Last updated September 6th 2014
Udi Leshem is an environmental engineer with a thing for water. He was trained at Technion and Amherst and has spent the last few years bringing algae to India. Why algae? Because it saves electricity in the treatment of waste water. Something that India and many other developing nations could use. “2% of the total electricity used by India is used in waste water treatment. 90% of that can be reduced through the use of algae,” Udi told me.
And why India? “Because India is a huge market that’s easy to penetrate. They’re hungry for technology and very open.” Case in point, Udi’s former company, Aqwise, won the opportunity to treat the Yamuna River and provide clean water to the over 2M residents of Agra, famous as Taj Mahal’s city. “You could only do a project of that size in India. Nowhere else,” Udi said.
Better yet, Aqwise won the project due purely to technical merit, a meeting of scientists, not politicking. And thanks to it, Aqwise’s Indian partner Triveni Engineering & Industries was rated in 2010 the best water company by Sullivan & Frost and decided to do an equity investment of $4.5M in Aqwise and relocate an Aqwise employee at great expense to Mumbai. The investment was covered by a number of publications back in mid-2012, including the Globes.
These days, algae has many uses. A couple companies in Israel and France harvest it as a food additive for $10,000/kilo. “It tastes like fish,” Udi told me. At a much lower price, it serves as feed in fish farming. Countries in the developing world have high needs for algae as an agricultural fertilizer. It can also be converted to biofuel, but because harvesting algae is basically full-blown agriculture in an aquatic environment, it’s not yet economical. At least not until fracking stops making the price of oil so low. Current estimates figure algae will be a viable substitute for fossil fuels by 2025.

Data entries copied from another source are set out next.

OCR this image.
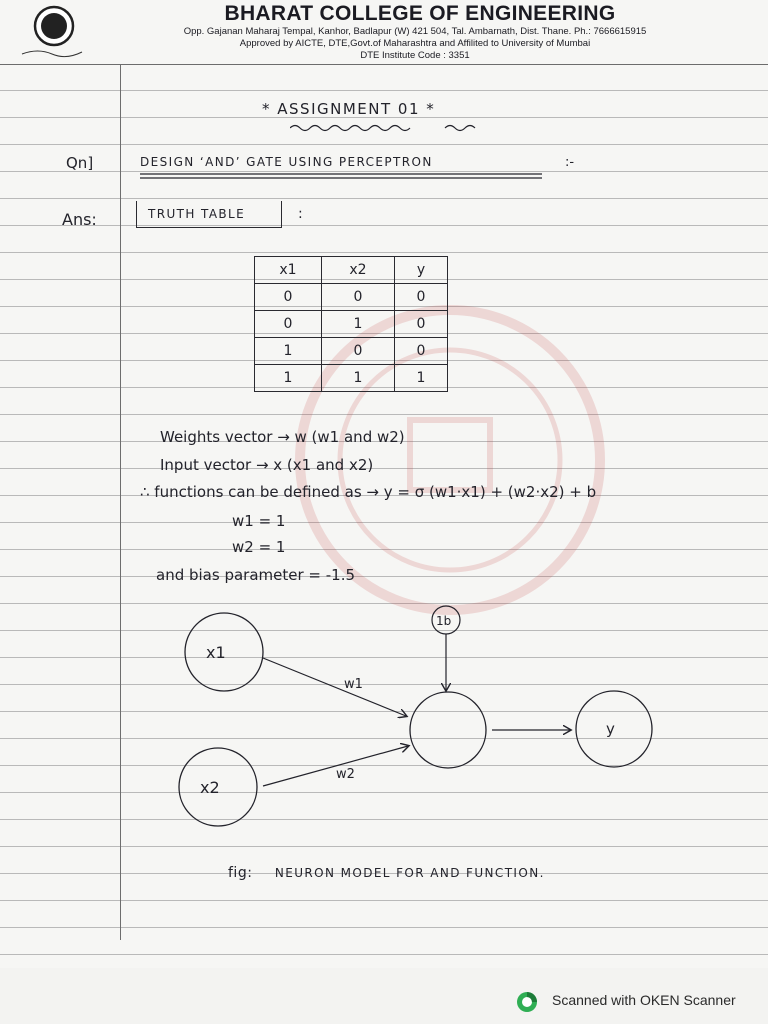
BHARAT COLLEGE OF ENGINEERING
Opp. Gajanan Maharaj Tempal, Kanhor, Badlapur (W) 421 504, Tal. Ambarnath, Dist. Thane. Ph.: 7666615915
Approved by AICTE, DTE,Govt.of Maharashtra and Affilited to University of Mumbai
DTE Institute Code : 3351
* ASSIGNMENT 01 *
Qn]	DESIGN ‘AND’ GATE USING PERCEPTRON	:-
Ans:	TRUTH TABLE	:
x1	x2	y
0	0	0
0	1	0
1	0	0
1	1	1
Weights vector → w (w1 and w2)
Input vector → x (x1 and x2)
∴ functions can be defined as → y = σ (w1·x1) + (w2·x2) + b
w1 = 1
w2 = 1
and bias parameter = -1.5
x1
x2
1b
y
w1
w2
fig: NEURON MODEL FOR AND FUNCTION.
Scanned with OKEN Scanner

Aqwise might go off in those directions, but so far they focus on wastewater treatment solutions for industrial and municipal markets. The science is such: the algae produces and supplies oxygen to microorganisms that are natural cleaners. The benefits are ease of use and low risk of contamination. Basically, it’s harvesting nature to do what nature does best. And algae, especially to the cost-sensitive Indian municipality, beats needing to install new, expensive equipment to do the same thing.
In India “everything is possible and nothing is easy.” You can flourish there if you can thrive in chaos, which is “bad and good. There’s opportunity there, especially for Israelis.” But you have to be careful. First, you need a partner. Udi gives the example of an apostille that needed to be documented in 6 different formats, not to mention the casual acceptance of bribes in business. Udi sees it as a “social contribution.” Second, it’s best to understand the nature of the relationship with the partner. “They will promote your technology as a means to an end.” It goes without saying that their end comes first.
Despite fast growth in the beginning, Triveni has since stalled. Too many projects. Too many bets on unique applications. With Aqwise, a project to clean a river in Bangalore serving both people and factories got stuck. Udi has since moved on to his own startup, Aquanos. What has he learned? That if you’re a tech company, you need a niche application. That it’s best if the product is cheap and the labor is intensive. That negotiations are cost-driven and Indians are good at it. That interest is expensive. And, finally, that offering added value builds trust.